Exploring Mutexes In C

Originally published on Cohost under the title "yeah i got nerd-sniped" as a response to someone who posted under the "#c" tag with a simple spinlock implementation.

i love talking about mutexes so now i'm going to make that everyone else's problem

ok so. indeed, that code is a relatively straightforward implementation of mutexes. i could digress into stuff about volatile and memory orderings, but instead, there is something more important we need to talk about before considering if this mutex is "good":

What Is A Mutex?

By its name, a mutex is something that provides Mutual Exclusion of a shared resource for concurrent tasks. In plain language:

Only one task can access the thing at a time

Programmers call it "acquiring" or "locking" the mutex when you attempt to access that shared resource, and "releasing" or "unlocking" the mutex when you had ownership of the resource and are giving it away for others to use.

Besides mutual exclusion, there's another property (not in the name) that's required for something to be a proper mutex:

Progress

No matter how many tasks are trying to acquire the mutex, if the resource isn't owned, someone will be able to get it

It's hard to mess this one up; in fact I'd say most buggy mutex implementations skew the other way by not correctly providing mutual exclusion. To give a concrete example of how progress could be violated, consider the following implementation: (for some reason i couldn't put it inside a <details>, sorry)

#include <stdatomic.h>

typedef struct {
  queue_t waiters;
  atomic_int owner;
} mutex_t;

static const int EMPTY = 0;

void lock(mutex_t *m, int pid) {
  if (!atomic_compare_exchange_strong(&m->owner, &EMPTY, pid)) {
    push_back(&m->q, pid);
    deschedule(); // Pauses execution until reschedule(pid) called
  }
  m->owner = pid;
}

void unlock(mutex_t *mutex) {
  int pid = pop_front(&m->q);
  if (pid != EMPTY) {
    reschedule(pid);
  } else {
    atomic_store(&m->owner, EMPTY);
  }
}

Can you spot an error with this? I'll hide the intended solution in case you want to puzzle it out.

Between the atomic_compare_exchange_strong line and the push_back line, the current owner could release the mutex without noticing that we were trying to put ourselves on the queue. This violates progress because a single task trying to acquire the lock was not able to.

There are certainly many other bugs, such as being able to race on m->q if it is not atomic. That is the thing about bugs, more pop up than u intend :)
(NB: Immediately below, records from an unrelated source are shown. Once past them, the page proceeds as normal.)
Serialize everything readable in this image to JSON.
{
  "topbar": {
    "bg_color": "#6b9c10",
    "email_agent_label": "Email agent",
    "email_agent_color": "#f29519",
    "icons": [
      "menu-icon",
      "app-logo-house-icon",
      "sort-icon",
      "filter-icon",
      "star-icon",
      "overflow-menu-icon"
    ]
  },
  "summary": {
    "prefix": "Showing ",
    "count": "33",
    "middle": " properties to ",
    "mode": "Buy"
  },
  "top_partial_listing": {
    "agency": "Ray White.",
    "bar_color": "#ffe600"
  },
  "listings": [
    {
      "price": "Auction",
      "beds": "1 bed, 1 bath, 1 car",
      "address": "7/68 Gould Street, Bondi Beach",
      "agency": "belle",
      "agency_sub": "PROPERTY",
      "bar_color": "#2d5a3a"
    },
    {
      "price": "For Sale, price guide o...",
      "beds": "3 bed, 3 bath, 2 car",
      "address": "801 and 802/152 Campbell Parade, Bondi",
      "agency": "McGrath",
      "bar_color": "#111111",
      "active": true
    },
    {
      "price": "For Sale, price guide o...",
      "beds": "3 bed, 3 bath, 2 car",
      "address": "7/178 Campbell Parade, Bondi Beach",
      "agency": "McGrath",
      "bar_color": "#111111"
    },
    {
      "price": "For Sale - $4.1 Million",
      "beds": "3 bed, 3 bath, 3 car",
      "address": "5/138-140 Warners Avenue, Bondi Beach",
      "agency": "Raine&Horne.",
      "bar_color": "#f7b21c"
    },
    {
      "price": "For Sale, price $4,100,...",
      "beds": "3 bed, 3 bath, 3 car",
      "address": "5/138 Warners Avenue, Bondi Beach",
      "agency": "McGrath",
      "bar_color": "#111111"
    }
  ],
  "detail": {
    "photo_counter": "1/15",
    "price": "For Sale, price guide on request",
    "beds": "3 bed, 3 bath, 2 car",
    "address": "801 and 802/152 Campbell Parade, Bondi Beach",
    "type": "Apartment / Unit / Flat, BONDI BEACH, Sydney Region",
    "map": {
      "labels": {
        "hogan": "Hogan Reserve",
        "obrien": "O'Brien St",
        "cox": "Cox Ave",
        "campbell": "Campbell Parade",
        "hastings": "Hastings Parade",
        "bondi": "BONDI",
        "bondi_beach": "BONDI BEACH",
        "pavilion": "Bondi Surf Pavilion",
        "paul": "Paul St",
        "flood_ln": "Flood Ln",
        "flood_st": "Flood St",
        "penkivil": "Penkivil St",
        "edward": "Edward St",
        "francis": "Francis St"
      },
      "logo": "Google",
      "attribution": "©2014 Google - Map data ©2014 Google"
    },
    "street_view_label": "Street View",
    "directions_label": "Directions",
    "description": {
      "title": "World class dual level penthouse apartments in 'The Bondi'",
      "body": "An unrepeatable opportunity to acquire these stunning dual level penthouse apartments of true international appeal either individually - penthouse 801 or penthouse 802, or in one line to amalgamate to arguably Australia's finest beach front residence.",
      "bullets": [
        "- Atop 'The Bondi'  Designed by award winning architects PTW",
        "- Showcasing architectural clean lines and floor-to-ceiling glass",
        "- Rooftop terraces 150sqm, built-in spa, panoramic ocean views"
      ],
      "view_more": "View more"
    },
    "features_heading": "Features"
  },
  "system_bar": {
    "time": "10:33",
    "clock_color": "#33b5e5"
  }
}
Progress and mutual exclusion are basically required for a correct mutex, but this last one is just nice to have:

Bounded Waiting

If a task tries to acquire the mutex, it will eventually be the owner of the resource

This can be strengthened further by putting bounds on how long it will take (a function of the number of competing tasks, proportional to), or weakened to deal with probabilistic algorithms. In any case, it's common for implementations attempting to go for bounded waiting do so at the cost of progress or mutual exclusion (by accident, as was the case in the example). So it is refreshing to see a simple spinlock that won't even try to deal with it.

However! Bounded waiting is still a very important property, and any non-specialized implementation should have it. Consider the following code:

void mainloop(void) {
  while (!should_stop) {
    lock(&m);
    process(&shared_resource);
    unlock(&m);
  }
}

To be clear, this is is a terrible, effectively single-threaded design. Still, it's not all that uncommon in real designs for threads to relatively quickly acquire and release the same mutex over and over, which can starve other threads if there isn't bounded waiting on the mutex.

Can We Achieve Bounded Waiting With Only `<stdatomic.h>`?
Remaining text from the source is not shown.